On Sat, 2017-01-07 at 09:38 -0500, Daniel R. Tobias wrote: > On 6 Jan 2017 at 22:44, Hal Murray wrote: > > > I think there are two different types of wait. One is the simple > > wait N > > seconds. The other is wait until a specified date-time, say a > > month from > > now. They really are different so I don't see how to make your > > "one > > interface" work. > > It seems you can come up with quite a few "types of wait", or types > of scheduling for future events, appointments, announcements, and so > on, all of which ought to be supported in robust calendaring / > scheduling programs. > > * Events scheduled for a fixed point relative to local civil time at > a specific place; its point in absolute time can change if time > zones > or daylight saving rules shift. Most local events, work shifts, and > so on are like that. > > * A fixed point relative to a particular named time zone, like "U.S. > Eastern time". National TV networks tend to schedule their > broadcasts > this way. This won't shift in response to time zone boundary > changes, > like if Indiana decides to change time zones between Eastern and > Central, but will reflect changes in daylight saving shift dates > that > apply zone-wide. > > * Fixed point relative to UTC; won't change for time zone and > daylight saving shifts, but will reflect leap seconds. > > * Fixed point relative to a leapless atomic scale such as TAI or > GPS; > its' place relative to UTC will shift for leap seconds, and its > place > relative to local time will shift for leap seconds, daylight saving, > and time zone shifts. > > * Interval-time wait by absolute number of SI seconds (ignoring > leaps, time zones, and the like).

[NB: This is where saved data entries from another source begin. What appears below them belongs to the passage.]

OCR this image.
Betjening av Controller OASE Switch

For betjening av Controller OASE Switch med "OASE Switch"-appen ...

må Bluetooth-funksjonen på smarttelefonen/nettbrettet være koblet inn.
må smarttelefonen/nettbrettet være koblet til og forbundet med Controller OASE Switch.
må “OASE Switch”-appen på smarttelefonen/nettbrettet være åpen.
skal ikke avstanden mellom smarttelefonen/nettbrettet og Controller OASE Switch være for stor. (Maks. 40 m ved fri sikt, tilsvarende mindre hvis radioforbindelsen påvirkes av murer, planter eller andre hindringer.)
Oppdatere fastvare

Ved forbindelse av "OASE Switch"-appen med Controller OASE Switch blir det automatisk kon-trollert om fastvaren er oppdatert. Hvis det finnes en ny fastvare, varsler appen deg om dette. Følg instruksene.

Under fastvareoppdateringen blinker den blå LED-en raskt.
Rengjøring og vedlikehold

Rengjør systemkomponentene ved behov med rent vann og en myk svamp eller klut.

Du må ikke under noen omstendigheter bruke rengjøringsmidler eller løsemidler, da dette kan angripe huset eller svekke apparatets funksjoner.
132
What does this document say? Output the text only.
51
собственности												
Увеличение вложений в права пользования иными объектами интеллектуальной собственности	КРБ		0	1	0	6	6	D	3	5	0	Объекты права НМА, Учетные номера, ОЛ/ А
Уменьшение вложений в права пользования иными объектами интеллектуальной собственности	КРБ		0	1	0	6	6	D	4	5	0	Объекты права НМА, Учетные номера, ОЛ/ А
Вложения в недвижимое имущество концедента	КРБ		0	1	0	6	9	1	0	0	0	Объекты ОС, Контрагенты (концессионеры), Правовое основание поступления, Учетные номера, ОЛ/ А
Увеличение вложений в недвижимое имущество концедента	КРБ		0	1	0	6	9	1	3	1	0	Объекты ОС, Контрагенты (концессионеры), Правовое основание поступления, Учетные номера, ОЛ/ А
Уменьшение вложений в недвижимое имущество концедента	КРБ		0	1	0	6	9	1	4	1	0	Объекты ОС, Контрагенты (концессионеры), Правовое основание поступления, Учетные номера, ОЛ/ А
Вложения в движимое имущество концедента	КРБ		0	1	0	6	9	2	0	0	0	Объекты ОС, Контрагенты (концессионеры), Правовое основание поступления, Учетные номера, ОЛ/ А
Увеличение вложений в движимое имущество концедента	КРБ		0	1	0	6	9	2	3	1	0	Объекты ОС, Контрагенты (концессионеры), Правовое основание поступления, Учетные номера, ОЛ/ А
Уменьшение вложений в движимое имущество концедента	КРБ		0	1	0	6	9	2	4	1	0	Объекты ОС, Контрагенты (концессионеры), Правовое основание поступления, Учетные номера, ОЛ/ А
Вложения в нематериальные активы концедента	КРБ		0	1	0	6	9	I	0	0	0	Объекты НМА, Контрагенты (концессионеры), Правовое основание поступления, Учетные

I think a more common kind of wait is by number of SI seconds, ignoring
time zones but not leaps. For example, if a device timeout is
specified as 5 seconds, you want to give it 5 seconds to respond, even
if one of those seconds is a leap second.
> * Interval-time wait by number of some larger unit such as minutes,
> hours, days, or years as reckoned in some particular time scale;
> there may be leaps built in to it.
>
> Some of these can also be put into some turmoil if more drastic
> calendar-system changes are made such as the Julian/Gregorian shift
> (and any future such thing that might be needed millennia from now
> when the current calendar proves astronomically inadequate).
>
While the operating system and system libraries should provide support
for implementing all of these kinds of wait, the responsibility for
distinguishing them is in the application. A scheduling application
given "03:00" needs to know whether the time is local or UTC, and if it
is local time whether "03:00" really means 3 AM or 3 hours after
midnight, the difference being due to daylight saving time.
An example of application-specific interval calculation is paychecks
for third-shift workers. Labor law says workers get paid for the
number of hours they work, no matter what the clock says. If I work
from midnight to 8 AM, I get paid for 8 hours on most days, but once a
year I get 9 hours pay for 9 hours of work, and once a year I get 7
hours pay for 7 hours of work.
Fortunately, leap seconds are small enough adjustments that the labor
laws don't care about them, or we would have to adjust a worker's pay
whenever a leap second fell on the worker's shift.